Verse 4. - But there is forgiveness with thee (comp. Exodus 34:7; 1 Kings 8:30, 34, 36, 39. etc.; Psalm 25:13; Psalm 32:1, etc.; Daniel 9:9; 1 John 1:9, etc.). That thou mayest be feared. Milton makes his Satan say, "Then farewell hope, and, with hope, farewell fear!" ('Paradise Lost,' canto 1.). And certainly the true fear of God, which Scripture requires in us - a reverential, loving fear - could not exist, unless we had a confident hope in God's mercy and willingness to forgive us our trespasses, if we turn to him. Psalm 130:4The depths (מעמקּים) are not the depths of the soul, but the deep outward and inward distress in which the poet is sunk as in deep waters (Psalm 69:3, Psalm 69:15). Out of these depths he cries to the God of salvation, and importunately prays Him who rules all things and can do all things to grant him a compliant hearing (שׁמע בּ, Genesis 21:12; Genesis 26:13; Genesis 30:6, and other passages). God heard indeed even in Himself, as being the omniscient One, the softest and most secret as well as the loudest utterance; but, as Hilary observes, fides officium suum exsequitur, ut Dei auditionem roget, ut qui per naturam suam audit per orantis precem dignetur audire. In this sense the poet prays that His ears may be turned קשּׁבות (duller collateral form of קשּׁב, to be in the condition of arrectae aures), with strained attention, to his loud and urgent petition (Psalm 28:2). His life hangs upon the thread of the divine compassion. If God preserves iniquities, who can stand before Him?! He preserves them (שׁמר) when He puts them down to one (Psalm 32:2) and keeps them in remembrance (Genesis 37:11), or, as it is figuratively expressed in Job 14:17, sealed up as it were in custody in order to punish them when the measure is full. The inevitable consequence of this is the destruction of the sinner, for nothing can stand against the punitive justice of God (Nahum 1:6; Malachi 3:2; Ezra 9:15). If God should show Himself as Jāh,

(Note: Eusebius on Psalm 68 (67):5 observes that the Logos is called Ἴα as μορφὴν δούλον λαβὼν καὶ τάς ἀκτῖνας τῆς ἑαυτοῦ θεότητος συστείλας καὶ ὥσπερ καταδὺς ἐν τῷ σώματι. There is a similar passage in Vicentius Ciconia (1567), which we introduced into our larger Commentary on the Psalms (1859-60).)
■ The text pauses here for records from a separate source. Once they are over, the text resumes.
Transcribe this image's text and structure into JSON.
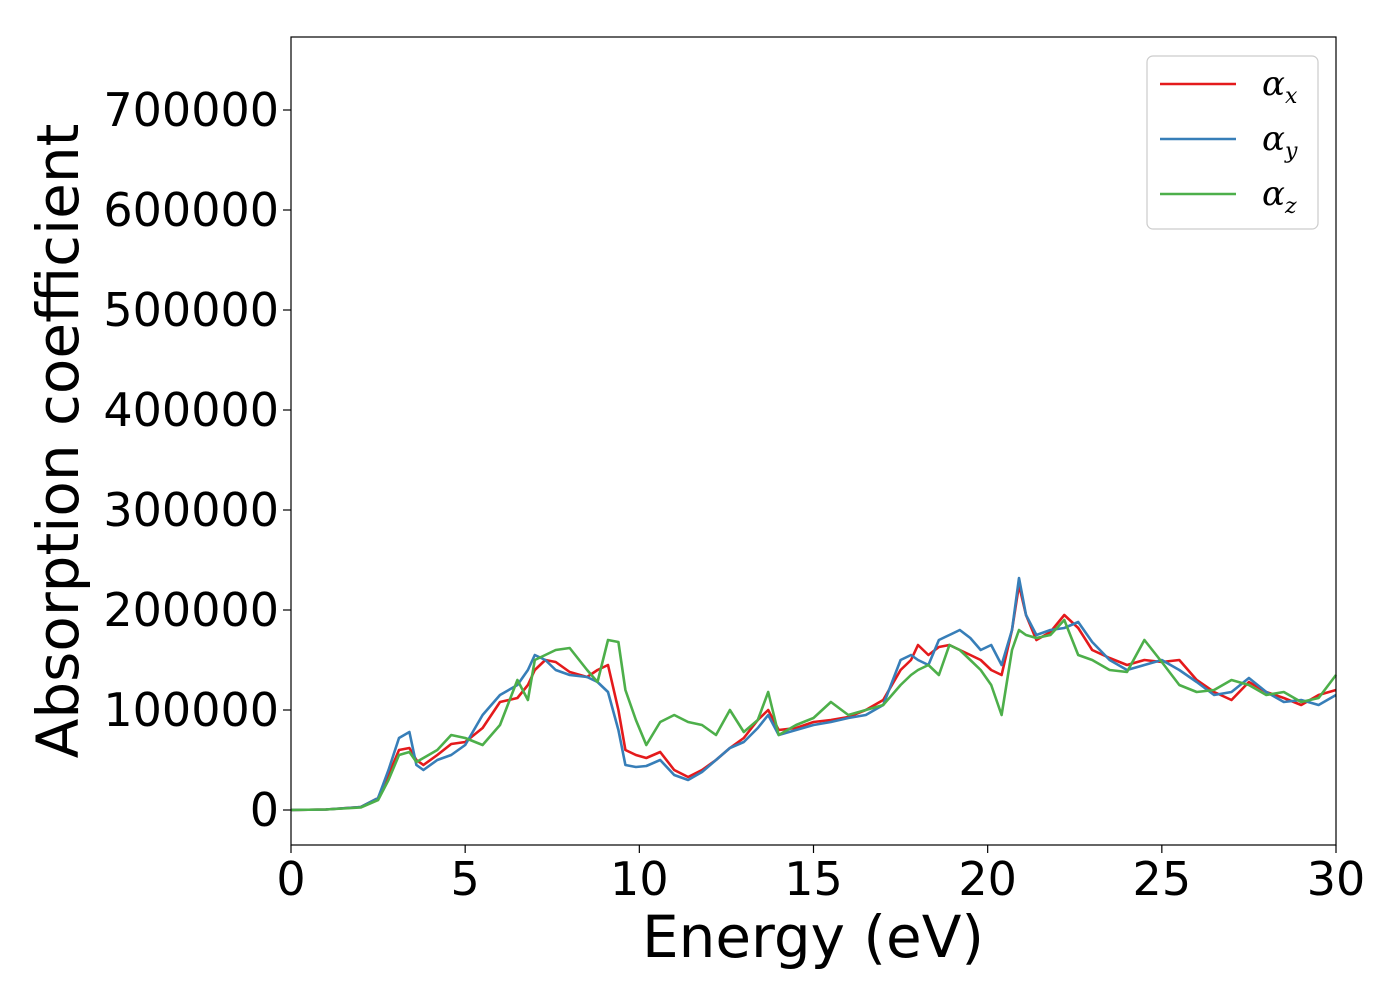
{
  "chart_data": {
    "type": "line",
    "xlabel": "Energy (eV)",
    "ylabel": "Absorption coefficient",
    "xlim": [
      0,
      30
    ],
    "ylim": [
      -35000,
      773000
    ],
    "xticks": [
      0,
      5,
      10,
      15,
      20,
      25,
      30
    ],
    "yticks": [
      0,
      100000,
      200000,
      300000,
      400000,
      500000,
      600000,
      700000
    ],
    "grid": false,
    "legend_position": "top-right",
    "series": [
      {
        "name": "α",
        "subscript": "x",
        "color": "#e41a1c",
        "x": [
          0,
          1,
          2,
          2.5,
          2.8,
          3.1,
          3.4,
          3.6,
          3.8,
          4.2,
          4.6,
          5,
          5.5,
          6,
          6.5,
          6.8,
          7,
          7.3,
          7.6,
          8,
          8.5,
          8.8,
          9.1,
          9.4,
          9.6,
          9.9,
          10.2,
          10.6,
          11,
          11.4,
          11.8,
          12.2,
          12.6,
          13,
          13.4,
          13.7,
          14,
          14.5,
          15,
          15.5,
          16,
          16.5,
          17,
          17.5,
          17.8,
          18,
          18.3,
          18.6,
          18.9,
          19.2,
          19.5,
          19.8,
          20.1,
          20.4,
          20.7,
          20.9,
          21.1,
          21.4,
          21.8,
          22.2,
          22.6,
          23,
          23.5,
          24,
          24.5,
          25,
          25.5,
          26,
          26.5,
          27,
          27.5,
          28,
          28.5,
          29,
          29.5,
          30
        ],
        "y": [
          0,
          500,
          3000,
          12000,
          35000,
          60000,
          62000,
          50000,
          45000,
          55000,
          66000,
          68000,
          82000,
          108000,
          112000,
          125000,
          140000,
          150000,
          148000,
          138000,
          133000,
          140000,
          145000,
          100000,
          60000,
          55000,
          52000,
          58000,
          40000,
          33000,
          40000,
          50000,
          62000,
          72000,
          90000,
          100000,
          80000,
          82000,
          88000,
          90000,
          93000,
          100000,
          110000,
          140000,
          150000,
          165000,
          155000,
          163000,
          165000,
          160000,
          155000,
          150000,
          140000,
          135000,
          180000,
          225000,
          195000,
          170000,
          178000,
          195000,
          182000,
          160000,
          152000,
          145000,
          150000,
          148000,
          150000,
          130000,
          118000,
          110000,
          128000,
          118000,
          112000,
          105000,
          115000,
          120000
        ]
      },
      {
        "name": "α",
        "subscript": "y",
        "color": "#377eb8",
        "x": [
          0,
          1,
          2,
          2.5,
          2.8,
          3.1,
          3.4,
          3.6,
          3.8,
          4.2,
          4.6,
          5,
          5.5,
          6,
          6.5,
          6.8,
          7,
          7.3,
          7.6,
          8,
          8.5,
          8.8,
          9.1,
          9.4,
          9.6,
          9.9,
          10.2,
          10.6,
          11,
          11.4,
          11.8,
          12.2,
          12.6,
          13,
          13.4,
          13.7,
          14,
          14.5,
          15,
          15.5,
          16,
          16.5,
          17,
          17.5,
          17.8,
          18,
          18.3,
          18.6,
          18.9,
          19.2,
          19.5,
          19.8,
          20.1,
          20.4,
          20.7,
          20.9,
          21.1,
          21.4,
          21.8,
          22.2,
          22.6,
          23,
          23.5,
          24,
          24.5,
          25,
          25.5,
          26,
          26.5,
          27,
          27.5,
          28,
          28.5,
          29,
          29.5,
          30
        ],
        "y": [
          0,
          500,
          3000,
          12000,
          40000,
          72000,
          78000,
          45000,
          40000,
          50000,
          55000,
          65000,
          95000,
          115000,
          125000,
          140000,
          155000,
          150000,
          140000,
          135000,
          133000,
          128000,
          118000,
          80000,
          45000,
          43000,
          44000,
          50000,
          35000,
          30000,
          38000,
          50000,
          62000,
          68000,
          82000,
          95000,
          75000,
          80000,
          85000,
          88000,
          92000,
          95000,
          105000,
          150000,
          155000,
          150000,
          145000,
          170000,
          175000,
          180000,
          172000,
          160000,
          165000,
          145000,
          180000,
          232000,
          195000,
          175000,
          180000,
          182000,
          188000,
          168000,
          150000,
          140000,
          145000,
          150000,
          140000,
          128000,
          115000,
          118000,
          132000,
          118000,
          108000,
          110000,
          105000,
          115000
        ]
      },
      {
        "name": "α",
        "subscript": "z",
        "color": "#4daf4a",
        "x": [
          0,
          1,
          2,
          2.5,
          2.8,
          3.1,
          3.4,
          3.6,
          3.8,
          4.2,
          4.6,
          5,
          5.5,
          6,
          6.5,
          6.8,
          7,
          7.3,
          7.6,
          8,
          8.5,
          8.8,
          9.1,
          9.4,
          9.6,
          9.9,
          10.2,
          10.6,
          11,
          11.4,
          11.8,
          12.2,
          12.6,
          13,
          13.4,
          13.7,
          14,
          14.5,
          15,
          15.5,
          16,
          16.5,
          17,
          17.5,
          17.8,
          18,
          18.3,
          18.6,
          18.9,
          19.2,
          19.5,
          19.8,
          20.1,
          20.4,
          20.7,
          20.9,
          21.1,
          21.4,
          21.8,
          22.2,
          22.6,
          23,
          23.5,
          24,
          24.5,
          25,
          25.5,
          26,
          26.5,
          27,
          27.5,
          28,
          28.5,
          29,
          29.5,
          30
        ],
        "y": [
          0,
          500,
          2500,
          10000,
          30000,
          55000,
          58000,
          48000,
          52000,
          60000,
          75000,
          72000,
          65000,
          85000,
          130000,
          110000,
          150000,
          155000,
          160000,
          162000,
          140000,
          128000,
          170000,
          168000,
          120000,
          90000,
          65000,
          88000,
          95000,
          88000,
          85000,
          75000,
          100000,
          78000,
          90000,
          118000,
          75000,
          85000,
          92000,
          108000,
          95000,
          100000,
          105000,
          125000,
          135000,
          140000,
          145000,
          135000,
          165000,
          160000,
          150000,
          140000,
          125000,
          95000,
          160000,
          180000,
          175000,
          172000,
          175000,
          190000,
          155000,
          150000,
          140000,
          138000,
          170000,
          148000,
          125000,
          118000,
          120000,
          130000,
          125000,
          115000,
          118000,
          108000,
          112000,
          135000
        ]
      }
    ]
  }
}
no creature would be able to stand before Him, who is Adonaj, and can therefore carry out His judicial will or purpose (Isaiah 51:16). He does not, however, act thus. He does not proceed according to the legal stringency of recompensative justice. This thought, which fills up the pause after the question, but is not directly expressed, is confirmed by the following כּי, which therefore, as in Job 22:2; Job 31:18; Job 39:14; Isaiah 28:28 (cf. Ecclesiastes 5:6), introduces the opposite. With the Lord is the willingness to forgive (הסּליחה), in order that He may be feared; i.e., He forgives, as it is expressed elsewhere (e.g., Psalm 79:9), for His Name's sake: He seeks therein the glorifying of His Name. He will, as the sole Author of our salvation, who, putting all vain-glorying to shame, causes mercy instead of justice to take its course with us (cf. Psalm 51:6), be reverenced; and gives the sinner occasion, ground, and material for reverential thanksgiving and praise by bestowing "forgiveness" upon him in the plenitude of absolutely free grace.